Thursday, 18 October 2007

What do you do on a holiday?

Textiles, of course! As I've just finished off my knitting from my holdiays, I thought I'd write about the textiles activity in my holidays. The Kimberley is an amazing landscape and hopefully amongst the four of us (hubby and boys - all armed with cameras), we've been able to capture some of it. My film will be developed by Friday so I'll add a visual feast to subsequents ponderings.

My plane trips were the forum for tatting and I kept to that. No problems taking it on board, though only children passed comment. Surprisingly few comments from adults, even when I was knitting in public I received surprisingly few comments. There was little craft evident in any of my travels.
I was glad about the lesson at the HWSG as I was able to interpret the book. I certainly enjoyed this activity. The only problem being that my fingers tried to be in knitting position, not tatting position. I need to also think about how I might use this technique in my work.

My knitting proved to be far more interesting and frustrating than I expected. Frustrating, as the linen I used was determined to be in one continuous knot. I put a sock around the cone, which merely delayed the inevitable knot. (I didn't have pantyhose - which I have heard might help!) Anyway, we got there and I did enough knitting to have a good sized piece and I didn't cut the thread!

For the knitting, I decide on the linen and cast on 90sts. The aim was to be influenced by what I was seeing. I also wanted to try some of the stitches from 'Creative Knitting' but only if they fit into the main aim.

I proceeded as follows:

1. Shoreline - basically garter stitch, but adding in short reverses every now and then to reflect the breaking and choppy waves.

2. Aerial view of mountain ridges. These branched like trees which I didn't quite manage to capture. I used YO to create defining lines and k2tog to create ridges.

3. Mud flats. Large areas of and in wedge shapes.

4. Boab Tree nuts. This was a Creative Knitting Stitch, Bell, which created holes with hoods. Sort of round boab tree nuts!

5. Stairway to the moon, an interesting effect of the moon rising over mud flat at particular times of the month. I used the bell again, only larger, to create the moon and a knit,purl ladder on a garter stitch background.

6. Boab trees. They are striking and everywhere. Groups of odd shaped bobbles to form the bulbous trunks.

7. Ridges, always in the landscape. Knitted back and forth in a long line, slowly decreasing and increasing, folded and picked up starting stitches to join.

8. Bungle Bungles. Absolutely amazing scenery made up of rounded features/hills/mountains/monoliths, I don't really know what to call them. They're striped from different layers of rock and soil and weathering. I used the YO method to create rounded forms (well almost!) with knit and purl stripes.

9. Cockburn Ranges. Sloping rock fall/slopes topped by dramatic straight rocky cliffs. St. St slope, with a ribbed cliff top.
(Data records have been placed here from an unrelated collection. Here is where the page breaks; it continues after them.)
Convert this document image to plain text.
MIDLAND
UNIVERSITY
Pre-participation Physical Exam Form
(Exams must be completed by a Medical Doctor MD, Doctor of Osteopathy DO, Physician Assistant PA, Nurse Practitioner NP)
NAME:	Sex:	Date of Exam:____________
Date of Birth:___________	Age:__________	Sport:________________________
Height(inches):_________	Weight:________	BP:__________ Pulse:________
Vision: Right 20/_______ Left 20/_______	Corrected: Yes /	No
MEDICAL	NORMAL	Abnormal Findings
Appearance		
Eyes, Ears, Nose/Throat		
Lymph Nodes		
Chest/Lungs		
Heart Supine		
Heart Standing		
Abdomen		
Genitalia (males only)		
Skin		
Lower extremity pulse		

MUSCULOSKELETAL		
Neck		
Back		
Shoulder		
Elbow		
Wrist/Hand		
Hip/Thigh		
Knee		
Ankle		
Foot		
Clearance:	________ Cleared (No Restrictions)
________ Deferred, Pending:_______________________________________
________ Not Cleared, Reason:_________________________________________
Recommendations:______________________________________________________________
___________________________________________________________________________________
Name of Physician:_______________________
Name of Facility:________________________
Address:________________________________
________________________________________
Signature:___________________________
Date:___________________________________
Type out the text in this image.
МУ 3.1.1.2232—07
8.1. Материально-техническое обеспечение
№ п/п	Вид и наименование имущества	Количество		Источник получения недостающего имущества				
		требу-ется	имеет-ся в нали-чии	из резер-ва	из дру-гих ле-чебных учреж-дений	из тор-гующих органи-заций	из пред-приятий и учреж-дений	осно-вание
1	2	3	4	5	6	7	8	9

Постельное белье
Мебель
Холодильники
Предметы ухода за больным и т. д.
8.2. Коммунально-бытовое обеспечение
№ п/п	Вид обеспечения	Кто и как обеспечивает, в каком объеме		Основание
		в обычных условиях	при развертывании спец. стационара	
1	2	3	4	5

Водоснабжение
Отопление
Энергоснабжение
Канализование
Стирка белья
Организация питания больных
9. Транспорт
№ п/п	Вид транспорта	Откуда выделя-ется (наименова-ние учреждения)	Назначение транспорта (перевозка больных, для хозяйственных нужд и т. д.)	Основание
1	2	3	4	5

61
10. Closer examination of rocky cliffs with trees on top. Wrap yarn around needle serveral times, knit same number of stitches together. On next row, knit into each wrapped stitch - should end up with the same number of stitches! Repeat exactly, add couple of garter stitch rows, repeat with a shift. A fancy crossed throw for tree-trunks and little bobbles for the tree tops. (I really liked this sequence!)

11. Tussock Grass. Shell pattern.

12. Salt pan. areas with between (2 sts, couple of rows) to try and create a cracked look.

I finished off with a garter stitch heading, and as you can see, it needs serious job!

It didn't always work, but if you wanted to repeat the piece to get a more polished finish, it could easily be done. I learn't new stitches, created something totally free form and had fun!

It was a great exercise which I am determined to both use as inspiration and repeat the exercise whenever I can.